We had the latest bird flu update – a few dead swans somewhere down south – and I switched off the TV and sat in the dark for a while. Stones in pools. Stirring up trouble. It was nice to know I was still good at something.
It wasn’t late, but I fancied an early night and the phone’s ring took me by surprise. I thought it might be Dewar to congratulate me on my TV appearance.
‘Savage,’ I answered.
‘Hello, Glen.’
The smile froze on my face when I recognised the voice. Duncan Murray served with me in the Scots Guards, but when he left the regiment he trained as a Presbyterian minister. Just because I once turned up at his manse intending to kill him he’d decided to make himself responsible for the welfare of my soul. I’ve tried to tell him I don’t have one, but like most men of the cloth he’s persistent to the point of annoyance.
‘What can I do for you, Duncan? Don’t you have someone more worthwhile to save today?’
I felt him smile at the other end of the line.
‘God suggested I take the day off, so I thought I’d give the black sheep of the flock a call. How are you bearing up?’
‘Why should I need to bear up?’ I said suspiciously.
‘I saw you on TV tonight. I thought you looked a little strained.’
I bit back my automatic response. I was brought up not to swear at ministers. ‘I thought I didn’t look too bad, Duncan, but you didn’t call to compliment me on my looks.’
‘No, I didn’t. I wondered if you’d like to join us for the trip down to London.’
London meant the big Falklands twenty-fifth anniversary march down Horse Guards Parade. It also meant confronting my demons. I prefer to keep my demons in a box in the attic with my medals. Just for a moment I was somewhere else and my legs felt a little weak.
‘Glen?’
‘Yes, Duncan.’
‘I said would you like to join us on the trip to London.’
‘I think I’m washing my hair that day, Duncan.’
‘You can’t pretend it didn’t happen, Glen,’ he said gently. ‘This could be the last chance to see some of the guys we served with, and if that’s not a good enough reason, then how about just to remember the people who didn’t make it back?’

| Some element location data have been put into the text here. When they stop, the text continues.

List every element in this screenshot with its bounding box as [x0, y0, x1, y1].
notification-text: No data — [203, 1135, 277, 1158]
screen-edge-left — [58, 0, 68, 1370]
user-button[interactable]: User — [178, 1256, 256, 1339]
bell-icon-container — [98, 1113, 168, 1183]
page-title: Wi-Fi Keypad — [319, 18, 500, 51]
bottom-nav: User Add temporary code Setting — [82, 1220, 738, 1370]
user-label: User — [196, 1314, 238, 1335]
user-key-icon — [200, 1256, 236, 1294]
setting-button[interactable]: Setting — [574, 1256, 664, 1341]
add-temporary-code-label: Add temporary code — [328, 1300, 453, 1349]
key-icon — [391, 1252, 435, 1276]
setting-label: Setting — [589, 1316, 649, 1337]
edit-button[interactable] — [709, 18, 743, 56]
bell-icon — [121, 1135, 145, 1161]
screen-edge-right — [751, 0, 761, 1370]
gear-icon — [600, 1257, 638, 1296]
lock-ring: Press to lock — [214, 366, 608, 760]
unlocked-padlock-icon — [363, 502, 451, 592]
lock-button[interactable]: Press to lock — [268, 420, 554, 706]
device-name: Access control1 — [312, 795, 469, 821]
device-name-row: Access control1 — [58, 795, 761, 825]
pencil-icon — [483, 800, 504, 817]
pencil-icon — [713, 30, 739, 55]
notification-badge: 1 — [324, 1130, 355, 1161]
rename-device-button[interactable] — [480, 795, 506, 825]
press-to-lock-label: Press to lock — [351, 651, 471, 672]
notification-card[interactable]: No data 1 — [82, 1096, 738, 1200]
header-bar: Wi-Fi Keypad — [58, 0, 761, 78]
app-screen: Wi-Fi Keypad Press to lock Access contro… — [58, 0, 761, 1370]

I remembered them every day, but I wasn’t going to tell him that. ‘I prefer to remember them as they were, and I don’t fancy spending the afternoon with a bunch of middle-aged drunks talking rubbish and weeping into their beer. The last time I marched was on the day I got my discharge papers and that’s the way I like to keep it.’
He gave a sad little sigh that was meant to make me feel bad, and succeeded.
‘Well, if you happen to change your mind, we’re flying down on the sixteenth. I’ll keep you a seat . . .’
‘I won’t be changing my mind, and you know it, but, Duncan . . .’
‘Yes, Glen.’
‘Thanks for asking.’
When I went to bed I fell asleep with the image of Aelish’s face imprinted on my mind; a healthy Aelish unravaged by the disease that had been destroying her from inside for the last five years. I wondered which Aelish I would find when I picked her up the next morning.
CHAPTER 13
Saturday, 9 June 2007
The hospital treating my wife is one of those private ones hidden discreetly away in a side street in Ravelston, an exclusive enclave where three-car families are only impressive if the third car is a Ferrari or, preferably, a Bentley. Mature sycamore trees lined the entryway to a large, red sandstone Victorian mansion that had been desecrated in more recent times by a charmless extension of stainless steel and dark glass. When I pushed open the front door the breath caught in my chest. Think of an angel in blue jeans and a cream cashmere sweater; dark, almond-shaped eyes so deep you could drown in them and high cheekbones with a touch of the Orient. Her hair caught the sunlight like a helmet of spun gold. Aelish smiled and held out her arms to be hugged. ‘About time.’